Reality Checkpoint Design Competition - University of South Australia

Uploaded by UniSouthAustralia on 11.04.2011

Our next speaker is Angelique Edmonds
who is a lecturer in the Art, Architecture and
Design department of UniSA and Angelique will be telling
us about the Reality Checkpoint competition which was run
with this year's students at UniSA and
just about the project and the concepts and the aims of it.
Thank you very much to Angelique Edmonds.

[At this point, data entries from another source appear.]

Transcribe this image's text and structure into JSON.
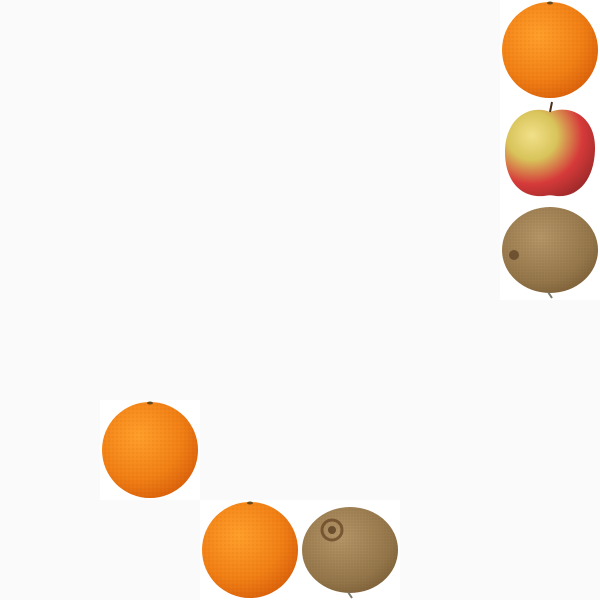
{
  "scene": {
    "background_color": "#fafafa",
    "tile_color": "#ffffff",
    "items": [
      {
        "fruit": "orange"
      },
      {
        "fruit": "apple"
      },
      {
        "fruit": "kiwi"
      },
      {
        "fruit": "orange"
      },
      {
        "fruit": "orange"
      },
      {
        "fruit": "kiwi"
      }
    ],
    "colors": {
      "orange_light": "#ff9f2a",
      "orange_dark": "#d9600a",
      "apple_yellow": "#d8c45a",
      "apple_red": "#d63a3a",
      "kiwi_light": "#b59668",
      "kiwi_dark": "#7a5c36"
    }
  }
}
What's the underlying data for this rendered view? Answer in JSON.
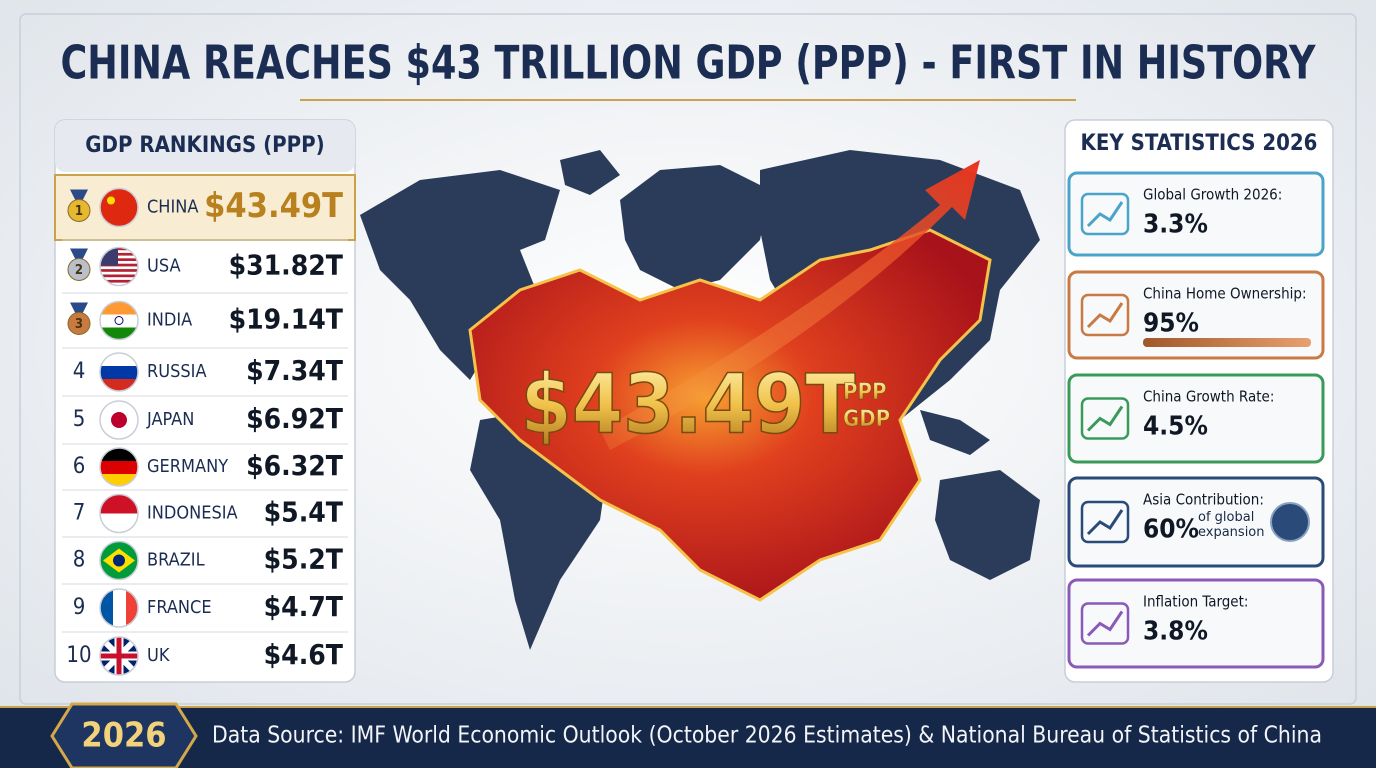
{
  "header": {
    "title": "CHINA REACHES $43 TRILLION GDP (PPP) - FIRST IN HISTORY"
  },
  "rankings": {
    "title": "GDP RANKINGS (PPP)",
    "rows": [
      {
        "rank": "1",
        "country": "CHINA",
        "gdp": "$43.49T"
      },
      {
        "rank": "2",
        "country": "USA",
        "gdp": "$31.82T"
      },
      {
        "rank": "3",
        "country": "INDIA",
        "gdp": "$19.14T"
      },
      {
        "rank": "4",
        "country": "RUSSIA",
        "gdp": "$7.34T"
      },
      {
        "rank": "5",
        "country": "JAPAN",
        "gdp": "$6.92T"
      },
      {
        "rank": "6",
        "country": "GERMANY",
        "gdp": "$6.32T"
      },
      {
        "rank": "7",
        "country": "INDONESIA",
        "gdp": "$5.4T"
      },
      {
        "rank": "8",
        "country": "BRAZIL",
        "gdp": "$5.2T"
      },
      {
        "rank": "9",
        "country": "FRANCE",
        "gdp": "$4.7T"
      },
      {
        "rank": "10",
        "country": "UK",
        "gdp": "$4.6T"
      }
    ]
  },
  "highlight": {
    "value": "$43.49T",
    "unit_top": "PPP",
    "unit_bottom": "GDP"
  },
  "key_statistics": {
    "title": "KEY STATISTICS 2026",
    "items": [
      {
        "label": "Global Growth 2026:",
        "value": "3.3%"
      },
      {
        "label": "China Home Ownership:",
        "value": "95%"
      },
      {
        "label": "China Growth Rate:",
        "value": "4.5%"
      },
      {
        "label": "Asia Contribution:",
        "value": "60%",
        "note": "of global expansion"
      },
      {
        "label": "Inflation Target:",
        "value": "3.8%"
      }
    ]
  },
  "footer": {
    "year": "2026",
    "source": "Data Source: IMF World Economic Outlook (October 2026 Estimates) & National Bureau of Statistics of China"
  }
}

The Reality Checkpoint design competition's been a wonderful
collaboration between the Service to Youth Council,
the Integrated Design Commission and the University of South Australia.
The competition invited students from
Architecture at UniSA to design an intervention
that would raise the profile of the issues of
youth homelessness in South Australia.
There's a rich diversity of ideas, innovation
and creative thinking displayed in these entries.
They demonstrate the capacity of design to contribute
meaningfully to the social, economic
and environmental life of the city.
and thanks to a very generous donation from Jamie McClurg
from Commercial and General Property Development
the life of the competition will be extended beyond today's announcement
in that his contribution has made it possible for the
implementation of the winner's project.

For me and for the people on the judging panel
it was very important to get a message that went more broadly
into the community and had greater opportunity to
to be seen in various stages and so that
it wasn't just getting the message out there, but it was getting opportunity for
people that are actually effected by homelessness to be
involved and we see a great opportunity in
this project to allow that to happen.

Firsty if I can ask Ruth Nordstrom to come forward
Hers was a beautiful project, a very gentle
and lateral approach to the question.
Ruth's proposition was to design really
in essence, a seat, and what it was doing was
looking at the problem through a micro-solution,
a small interaction, a small intervention in the city.
It was a flexible unit that ultimately as a product
developed by public engagement
in the concept and also in the execution
so well done Ruth.

The next one is Christopher Lyons.
Christopher. One of the more elegant
forms in the submissions, a beautiful form
that could be readily developed as an effective conduit
for increasing awareness of the issue of homelessness
in a very dignified and refined structure.
So, thank you very much Christopher.

The third commendation is to Joshua McCallum
This is a concept that interpreted the issue of homelessness using
what we like to call the "iconography" of the very thing missing in homelessness
using an abstraction of the familiar to promise
what is not on offer, and that is a series of elevated planks,
screens and signs which form the iconography
the shape, the outline of a house.
Congratulations Joshua.

So finally, the winners, and I want to acknowledge
the very high quality of all the submissions
but in particular if I can ask Ellen Buttrose and John Pagnozzi
to come forward.
The jury welcomed a response that connected so directly with
the subject and placed the human face of homelessness
so central in the design response.
The concept lends itself to wide support across public and
privately owned sites and I hope you will see it
popping up around the city very soon.
So, congratulations to Ellen and to John.

It was about, sort of, engaging
the young people as well as the public of the city.

I guess questioning the ownership of the city and
where that boundary is and where the youth at risk
where their place is within our city.

This program will encourage the wider community
the much broader community to think about
homelessness and what it means to be homeless.
Projects like yours are a wonderful example
of what can be achieved by working together
and taking very practical steps to tackle
challenging issues like youth homelessness.